Under certain circumstances, a court may allow a third party that was not part of the arbitration agreement to become a claimant or respondent in an arbitration. Such third party could be a successor of a party, assignee of the main contract, debt assignee, person who assume the debt, guarantor, an insurance company under subrogation, or a third party beneficiary.
In one High Court instance, the parties contracted to submit disputes before the ICC in the US, but there is a separate clause where the distributor (one party of the arbitration agreement) is to recognize that the property rights and interests associated with the trademarks and product names used for the products under the contract are all owned by the other party of the arbitration agreement as well as its affiliates. This caused the High Court to find that those affiliates are also bound by the arbitration agreement.
In principle, a third party cannot be bound by an arbitration agreement without its consent. There is also no regulation or case law available under Turkish law regarding the extension of an arbitration agreement to non-signatory third parties. In this respect, third parties can only be bound by the arbitration agreement under specific circumstances such as legal succession by inheritance or assignment.
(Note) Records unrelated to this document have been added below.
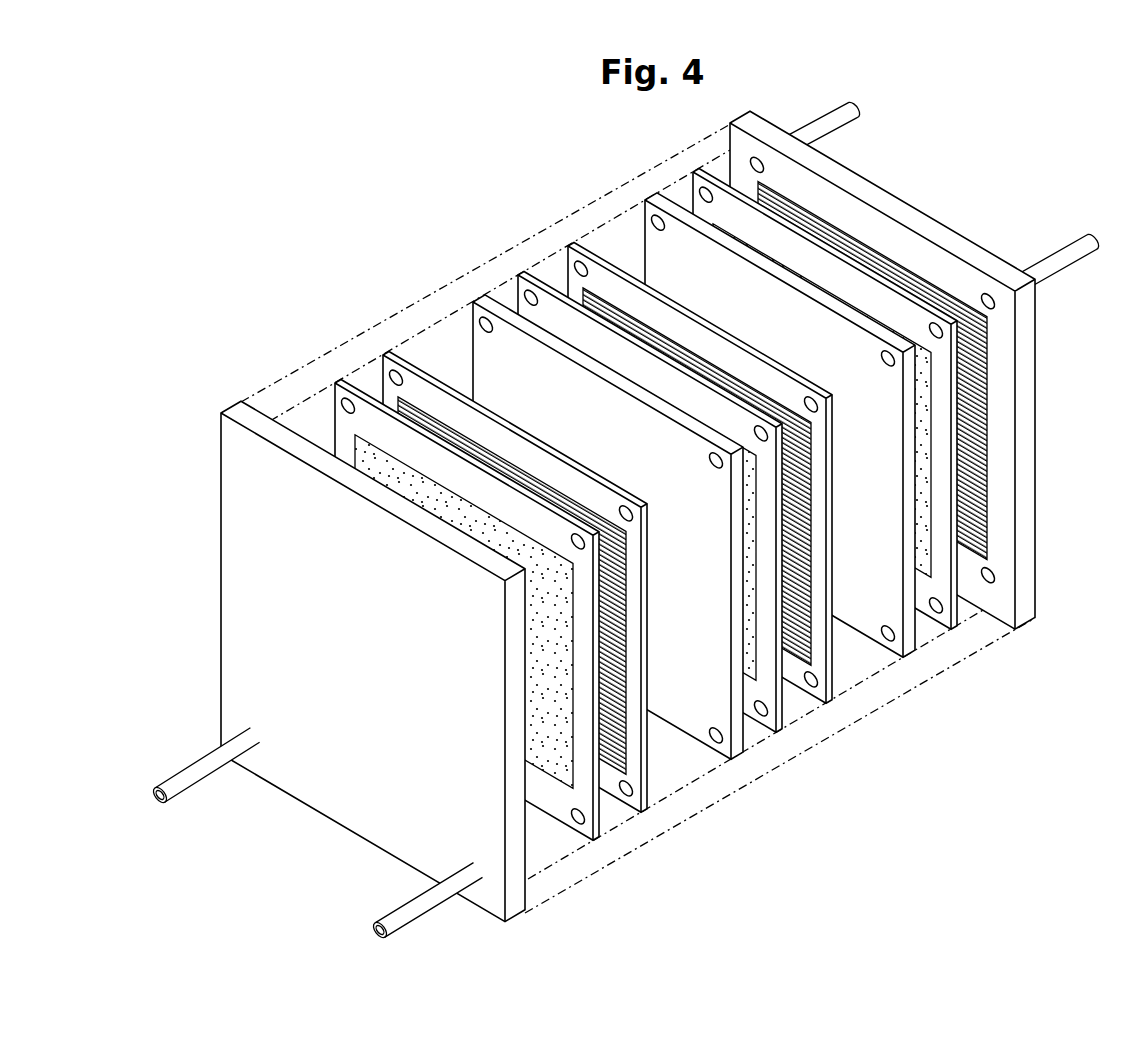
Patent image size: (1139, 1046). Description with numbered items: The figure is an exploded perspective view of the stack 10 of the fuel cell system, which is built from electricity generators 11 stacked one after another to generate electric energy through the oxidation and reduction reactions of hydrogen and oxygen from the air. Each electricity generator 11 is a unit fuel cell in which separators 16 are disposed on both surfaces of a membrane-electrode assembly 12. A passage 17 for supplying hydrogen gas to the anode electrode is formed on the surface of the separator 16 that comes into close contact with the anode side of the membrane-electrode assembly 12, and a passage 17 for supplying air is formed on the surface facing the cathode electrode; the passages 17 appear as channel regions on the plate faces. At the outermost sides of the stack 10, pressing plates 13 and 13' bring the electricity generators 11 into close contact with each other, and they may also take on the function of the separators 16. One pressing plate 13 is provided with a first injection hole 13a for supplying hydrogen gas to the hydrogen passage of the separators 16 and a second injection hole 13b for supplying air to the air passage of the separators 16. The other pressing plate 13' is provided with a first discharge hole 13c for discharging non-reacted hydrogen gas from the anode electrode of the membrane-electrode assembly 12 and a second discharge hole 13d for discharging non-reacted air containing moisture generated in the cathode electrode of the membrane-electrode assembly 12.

The stack 10 is at (540, 175).
The electricity generator 11 is at (780, 544).
The membrane-electrode assembly 12 is at (796, 730).
The pressing plate 13 is at (906, 370).
The pressing plate 13' is at (402, 674).
The first injection hole 13a is at (850, 101).
The second injection hole 13b is at (1084, 234).
The first discharge hole 13c is at (385, 917).
The second discharge hole 13d is at (180, 771).
The separator 16 is at (780, 534).
The passage 17 is at (803, 636).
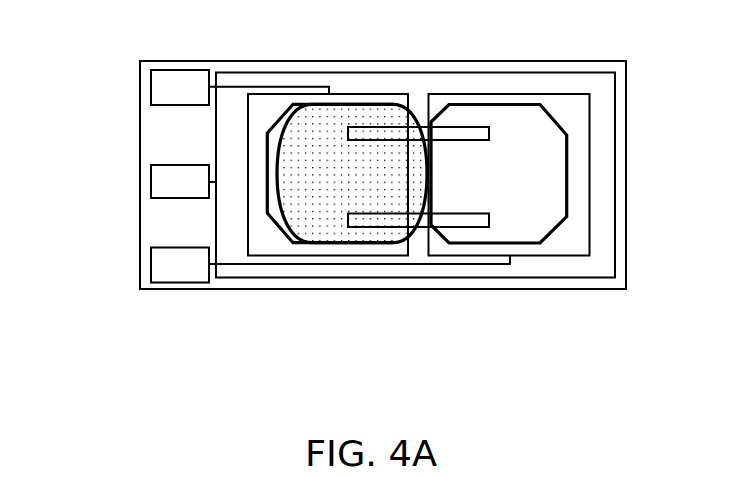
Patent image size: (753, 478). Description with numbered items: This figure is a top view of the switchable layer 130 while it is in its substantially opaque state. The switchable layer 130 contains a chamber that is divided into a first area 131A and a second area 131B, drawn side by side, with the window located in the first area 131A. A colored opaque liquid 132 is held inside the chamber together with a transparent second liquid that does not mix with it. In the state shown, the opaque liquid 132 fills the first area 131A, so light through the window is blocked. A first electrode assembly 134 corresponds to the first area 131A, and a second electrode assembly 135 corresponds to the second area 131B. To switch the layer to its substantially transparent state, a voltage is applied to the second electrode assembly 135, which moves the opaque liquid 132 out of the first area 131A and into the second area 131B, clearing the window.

The switchable layer 130 is at (92, 35).
The first area 131A is at (284, 236).
The second area 131B is at (555, 229).
The opaque liquid 132 is at (307, 132).
The first electrode assembly 134 is at (178, 70).
The second electrode assembly 135 is at (180, 283).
On the other hand, the Court of Appeal has differing approaches to the issue depending on the nature of the underlying dispute and contractual relationship. According to the Court of Appeal’s previous decisions , while non-signatories can be bound by an award in the instances of succession, acquisition of property, assignment of claims, transfer of negotiable instruments, transfer of bills of lading, and succession of insurer; the extension to non-signatories is refused in the instances of representation and full third-party beneﬁciary contracts.